Cardiologists also worry that patients who are stuck at home or recently unemployed are missing out on medications and care. They are particularly concerned that patients may stop taking blood-pressure medications following reports that certain types—angiotensin-converting enzyme or ACE-inhibitors and angiotensin receptor blockers—could increase the risk of Covid-19 infection. Several medical societies have said patients should remain on the drugs because evidence of increased infection risk is weak.
In fact, the drugs may provide a benefit against Covid-19, by blocking an enzyme that promotes inflammation in the lung, said Gian Paolo Rossi, chair of internal medicine at Italy’s University of Padua.
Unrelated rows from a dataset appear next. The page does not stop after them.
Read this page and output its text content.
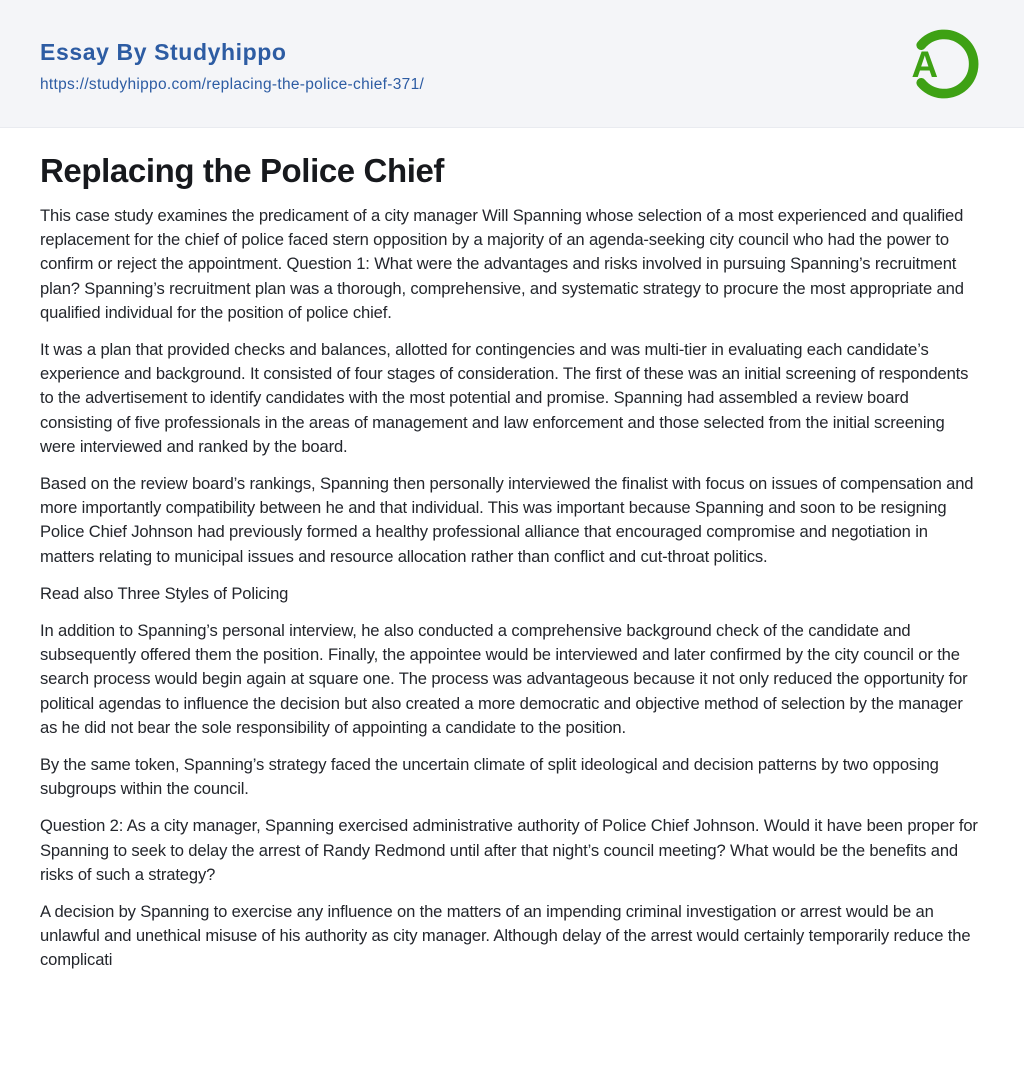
Essay By Studyhippo
https://studyhippo.com/replacing-the-police-chief-371/
A
Replacing the Police Chief

This case study examines the predicament of a city manager Will Spanning whose selection of a most experienced and qualified replacement for the chief of police faced stern opposition by a majority of an agenda-seeking city council who had the power to confirm or reject the appointment. Question 1: What were the advantages and risks involved in pursuing Spanning’s recruitment plan? Spanning’s recruitment plan was a thorough, comprehensive, and systematic strategy to procure the most appropriate and qualified individual for the position of police chief.

It was a plan that provided checks and balances, allotted for contingencies and was multi-tier in evaluating each candidate’s experience and background. It consisted of four stages of consideration. The first of these was an initial screening of respondents to the advertisement to identify candidates with the most potential and promise. Spanning had assembled a review board consisting of five professionals in the areas of management and law enforcement and those selected from the initial screening were interviewed and ranked by the board.

Based on the review board’s rankings, Spanning then personally interviewed the finalist with focus on issues of compensation and more importantly compatibility between he and that individual. This was important because Spanning and soon to be resigning Police Chief Johnson had previously formed a healthy professional alliance that encouraged compromise and negotiation in matters relating to municipal issues and resource allocation rather than conflict and cut-throat politics.

Read also Three Styles of Policing

In addition to Spanning’s personal interview, he also conducted a comprehensive background check of the candidate and subsequently offered them the position. Finally, the appointee would be interviewed and later confirmed by the city council or the search process would begin again at square one. The process was advantageous because it not only reduced the opportunity for political agendas to influence the decision but also created a more democratic and objective method of selection by the manager as he did not bear the sole responsibility of appointing a candidate to the position.

By the same token, Spanning’s strategy faced the uncertain climate of split ideological and decision patterns by two opposing subgroups within the council.

Question 2: As a city manager, Spanning exercised administrative authority of Police Chief Johnson. Would it have been proper for Spanning to seek to delay the arrest of Randy Redmond until after that night’s council meeting? What would be the benefits and risks of such a strategy?

A decision by Spanning to exercise any influence on the matters of an impending criminal investigation or arrest would be an unlawful and unethical misuse of his authority as city manager. Although delay of the arrest would certainly temporarily reduce the complicati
“The drugs are protective,” he said. “Stopping them is certainly not good for patients.”
Alarming death rates have been reported from all over the world. The mortality rate of Covid-19 patients who have cardiovascular disease is more than four times higher than the rate for patients overall with the illness, according to data from the Chinese Center for Disease Control and Prevention. It is nearly three times higher for Covid-19 patients with high blood pressure alone, the Chinese agency found.
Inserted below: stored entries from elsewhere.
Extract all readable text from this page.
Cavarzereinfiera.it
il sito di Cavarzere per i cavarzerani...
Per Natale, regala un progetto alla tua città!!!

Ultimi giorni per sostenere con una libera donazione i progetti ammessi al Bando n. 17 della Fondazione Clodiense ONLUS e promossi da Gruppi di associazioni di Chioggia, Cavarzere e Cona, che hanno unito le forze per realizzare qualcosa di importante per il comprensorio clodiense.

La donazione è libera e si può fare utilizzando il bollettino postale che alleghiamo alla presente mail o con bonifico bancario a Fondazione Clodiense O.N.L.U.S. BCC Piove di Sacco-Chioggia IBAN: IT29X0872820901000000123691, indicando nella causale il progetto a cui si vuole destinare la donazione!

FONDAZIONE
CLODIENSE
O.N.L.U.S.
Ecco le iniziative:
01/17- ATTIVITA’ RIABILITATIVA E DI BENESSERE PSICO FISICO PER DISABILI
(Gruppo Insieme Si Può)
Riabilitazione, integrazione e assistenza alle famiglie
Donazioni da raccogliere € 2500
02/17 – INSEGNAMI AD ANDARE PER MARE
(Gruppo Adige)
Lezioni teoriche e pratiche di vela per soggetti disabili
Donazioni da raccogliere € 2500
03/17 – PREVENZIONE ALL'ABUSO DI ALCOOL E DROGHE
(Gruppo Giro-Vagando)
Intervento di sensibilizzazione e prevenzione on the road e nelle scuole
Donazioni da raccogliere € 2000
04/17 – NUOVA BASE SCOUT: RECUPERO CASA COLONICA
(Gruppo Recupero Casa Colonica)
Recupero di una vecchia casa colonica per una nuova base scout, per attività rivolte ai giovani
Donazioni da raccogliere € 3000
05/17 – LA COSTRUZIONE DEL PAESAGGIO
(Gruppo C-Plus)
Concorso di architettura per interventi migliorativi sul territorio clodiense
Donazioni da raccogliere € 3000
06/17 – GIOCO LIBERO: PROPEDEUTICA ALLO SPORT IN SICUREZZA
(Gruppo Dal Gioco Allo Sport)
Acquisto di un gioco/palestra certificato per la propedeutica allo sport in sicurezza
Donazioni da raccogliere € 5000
Nearly two-thirds of Covid-19 patients who died in intensive care in Lombardy, Italy, had hypertension, according to a study of 1,591 cases in JAMA Cardiology. Nearly half of U.S. hospitalized Covid-19 patients in a study by the U.S. Centers for Disease Control and Prevention had hypertension, and 27.8% had cardiovascular disease.
Of particular concern are the cardiovascular complications caused by Covid-19. The heart has to pump more blood than usual to supply the body with adequate oxygen because it doesn’t get enough from its damaged lungs, cardiologists said. In addition, when the body kicks into high gear to fight off the virus, the inflammatory response it mounts can lead to inflammation of the heart muscle, formation of blood clots throughout the body, and heart-rhythm disorders, they said.
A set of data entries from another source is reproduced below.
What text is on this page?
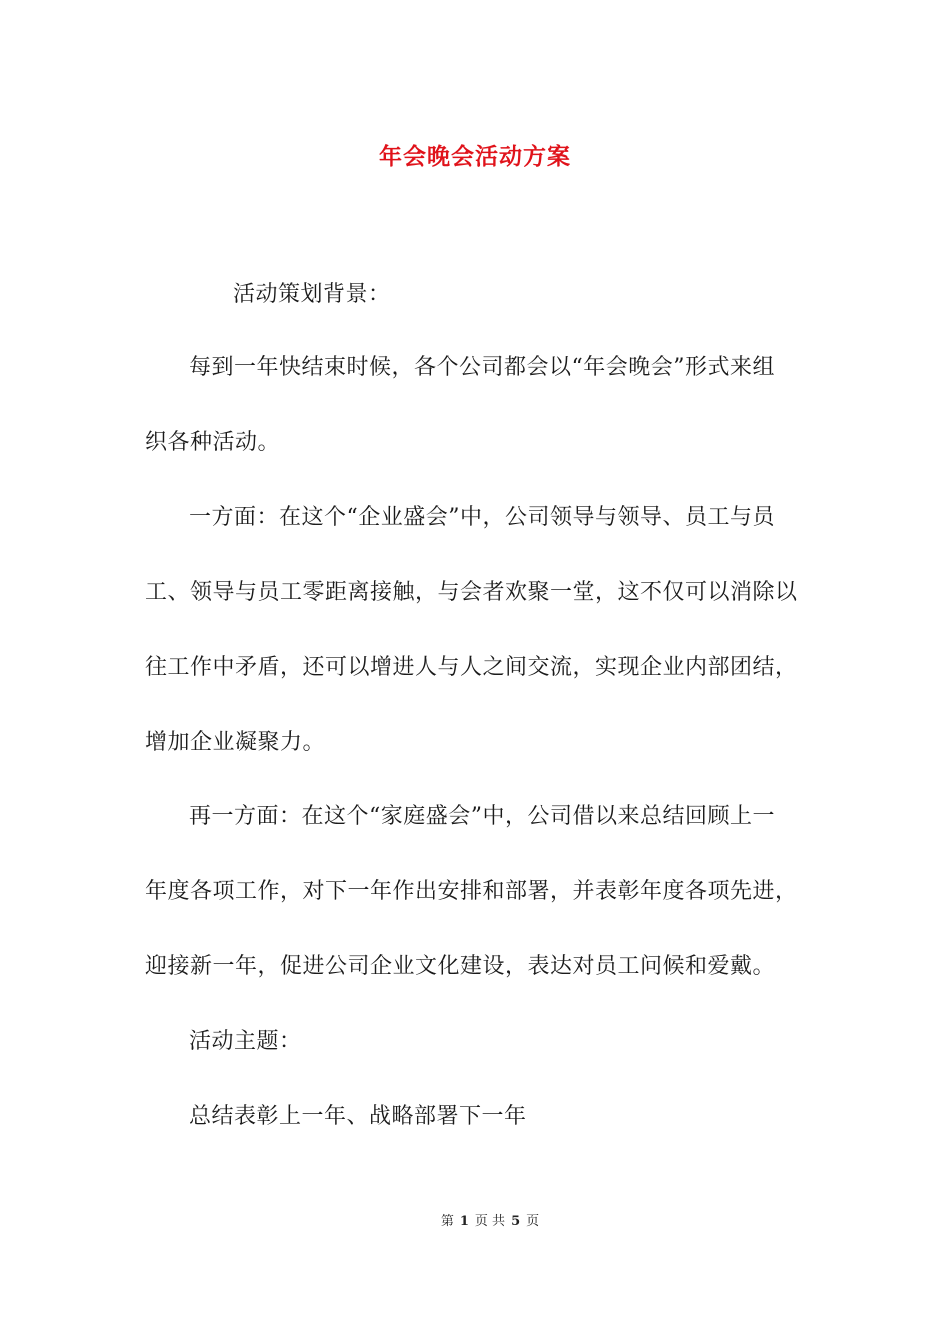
年会晚会活动方案
活动策划背景：
每到一年快结束时候，各个公司都会以“年会晚会”形式来组
织各种活动。
一方面：在这个“企业盛会”中，公司领导与领导、员工与员
工、领导与员工零距离接触，与会者欢聚一堂，这不仅可以消除以
往工作中矛盾，还可以增进人与人之间交流，实现企业内部团结，
增加企业凝聚力。
再一方面：在这个“家庭盛会”中，公司借以来总结回顾上一
年度各项工作，对下一年作出安排和部署，并表彰年度各项先进，
迎接新一年，促进公司企业文化建设，表达对员工问候和爱戴。
活动主题：
总结表彰上一年、战略部署下一年
第 1 页 共 5 页
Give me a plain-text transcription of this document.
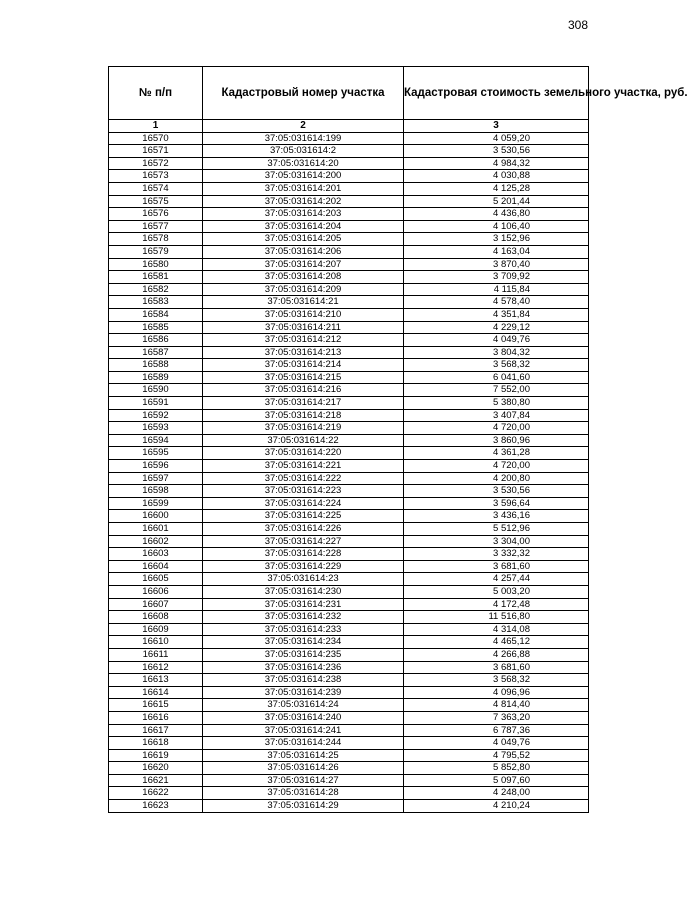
308
№ п/п	Кадастровый номер участка	Кадастровая стоимость земельного участка, руб.
1	2	3
16570	37:05:031614:199	4 059,20
16571	37:05:031614:2	3 530,56
16572	37:05:031614:20	4 984,32
16573	37:05:031614:200	4 030,88
16574	37:05:031614:201	4 125,28
16575	37:05:031614:202	5 201,44
16576	37:05:031614:203	4 436,80
16577	37:05:031614:204	4 106,40
16578	37:05:031614:205	3 152,96
16579	37:05:031614:206	4 163,04
16580	37:05:031614:207	3 870,40
16581	37:05:031614:208	3 709,92
16582	37:05:031614:209	4 115,84
16583	37:05:031614:21	4 578,40
16584	37:05:031614:210	4 351,84
16585	37:05:031614:211	4 229,12
16586	37:05:031614:212	4 049,76
16587	37:05:031614:213	3 804,32
16588	37:05:031614:214	3 568,32
16589	37:05:031614:215	6 041,60
16590	37:05:031614:216	7 552,00
16591	37:05:031614:217	5 380,80
16592	37:05:031614:218	3 407,84
16593	37:05:031614:219	4 720,00
16594	37:05:031614:22	3 860,96
16595	37:05:031614:220	4 361,28
16596	37:05:031614:221	4 720,00
16597	37:05:031614:222	4 200,80
16598	37:05:031614:223	3 530,56
16599	37:05:031614:224	3 596,64
16600	37:05:031614:225	3 436,16
16601	37:05:031614:226	5 512,96
16602	37:05:031614:227	3 304,00
16603	37:05:031614:228	3 332,32
16604	37:05:031614:229	3 681,60
16605	37:05:031614:23	4 257,44
16606	37:05:031614:230	5 003,20
16607	37:05:031614:231	4 172,48
16608	37:05:031614:232	11 516,80
16609	37:05:031614:233	4 314,08
16610	37:05:031614:234	4 465,12
16611	37:05:031614:235	4 266,88
16612	37:05:031614:236	3 681,60
16613	37:05:031614:238	3 568,32
16614	37:05:031614:239	4 096,96
16615	37:05:031614:24	4 814,40
16616	37:05:031614:240	7 363,20
16617	37:05:031614:241	6 787,36
16618	37:05:031614:244	4 049,76
16619	37:05:031614:25	4 795,52
16620	37:05:031614:26	5 852,80
16621	37:05:031614:27	5 097,60
16622	37:05:031614:28	4 248,00
16623	37:05:031614:29	4 210,24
Nearly 20% of a group of 416 hospitalized patients in Wuhan, China, where the virus started spreading in humans, developed cardiac injuries as a result of their illness from the virus, according to another study in JAMA Cardiology. Of them, 51.2% died, compared with 4.5% who died but didn’t suffer cardiac injuries, according to the study.
Doctors have reported a surprisingly high number of Covid-19 cases in which patients developed symptoms of a heart attack. Instead, they were found to have myocarditis, an inflammation of the heart muscle that can cause a weakening of its function and increase its susceptibility to rhythm disorders, said Dr. Parikh, the Columbia cardiologist.
“Patients will come to the hospital presenting for all the world like a heart attack,” said Dr. Parikh. Normally, such patients are whisked to a cardiac-catheterization lab to identify and treat blockages. Now, cardiologists take patients who could have Covid-19 to the emergency department first for an assessment, he said.